The method described in Section 4.6.6 was developed by Jakob and Hanika (2019). Several properties motivated its choice in pbrt: the spectral representation is based on a smooth function family with 3 parameters (i.e., the same dimension as an RGB). Conversion can then occur in two steps: a preprocessing step (e.g., per texel) replaces RGB values with polynomial coefficients, while the performance-critical evaluation at render time only requires a few floating-point instructions. Jung et al. (2019) extended this approach, using fluorescence to permit conversion of highly saturated RGB values that cannot be recreated using reflection alone.

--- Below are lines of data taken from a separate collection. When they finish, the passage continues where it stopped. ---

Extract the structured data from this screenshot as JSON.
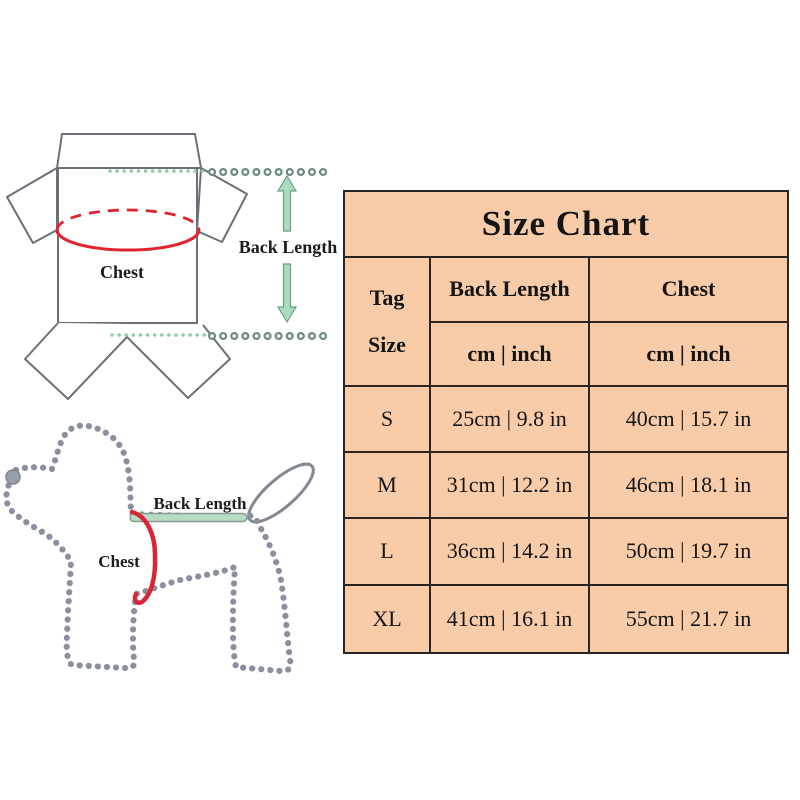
{
  "colors": {
    "table_bg": "#F8CCA8",
    "table_border": "#2A2522",
    "text": "#141414",
    "red_marker": "#E0242E",
    "green_arrow_fill": "#A9DCBF",
    "green_dots": "#8FCCA4",
    "bead_line": "#6E8A85",
    "dog_outline": "#8B90A0",
    "garment_outline": "#6B7078"
  },
  "garment_diagram": {
    "chest_label": "Chest",
    "back_length_label": "Back Length"
  },
  "dog_diagram": {
    "chest_label": "Chest",
    "back_length_label": "Back Length"
  },
  "size_chart": {
    "title": "Size Chart",
    "header": {
      "tag_line1": "Tag",
      "tag_line2": "Size",
      "back_length": "Back Length",
      "chest": "Chest",
      "back_length_units": "cm | inch",
      "chest_units": "cm | inch"
    },
    "rows": [
      {
        "size": "S",
        "back_length": "25cm | 9.8 in",
        "chest": "40cm | 15.7 in"
      },
      {
        "size": "M",
        "back_length": "31cm | 12.2 in",
        "chest": "46cm | 18.1 in"
      },
      {
        "size": "L",
        "back_length": "36cm | 14.2 in",
        "chest": "50cm | 19.7 in"
      },
      {
        "size": "XL",
        "back_length": "41cm | 16.1 in",
        "chest": "55cm | 21.7 in"
      }
    ]
  },
  "chart_data": {
    "type": "table",
    "title": "Size Chart",
    "columns": [
      "Tag Size",
      "Back Length (cm)",
      "Back Length (inch)",
      "Chest (cm)",
      "Chest (inch)"
    ],
    "rows": [
      [
        "S",
        25,
        9.8,
        40,
        15.7
      ],
      [
        "M",
        31,
        12.2,
        46,
        18.1
      ],
      [
        "L",
        36,
        14.2,
        50,
        19.7
      ],
      [
        "XL",
        41,
        16.1,
        55,
        21.7
      ]
    ]
  }
}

Peters et al. (2019) proposed a powerful parameterization of smooth reflectance spectra in terms of Fourier coefficients. Instead of using them in a truncated Fourier series, which would suffer from ringing, they built on the theory of moments to reconstruct smooth and energy-conserving spectra.
The previous methods all incorporated smoothness as a central design constraint. While natural spectra indeed often tend to be smooth, maximally smooth spectra are not necessarily the most natural, especially when more information about the underlying type of material is available. Otsu et al. (2018b) processed a large database of measured spectra, using principal component analysis to create a data-driven interpolant. Tódová et al. (2021) built on the moment-based method by Peters et al. (2019) to precompute an efficient spectral interpolant that is designed to reproduce user-specified spectra for certain RGB inputs.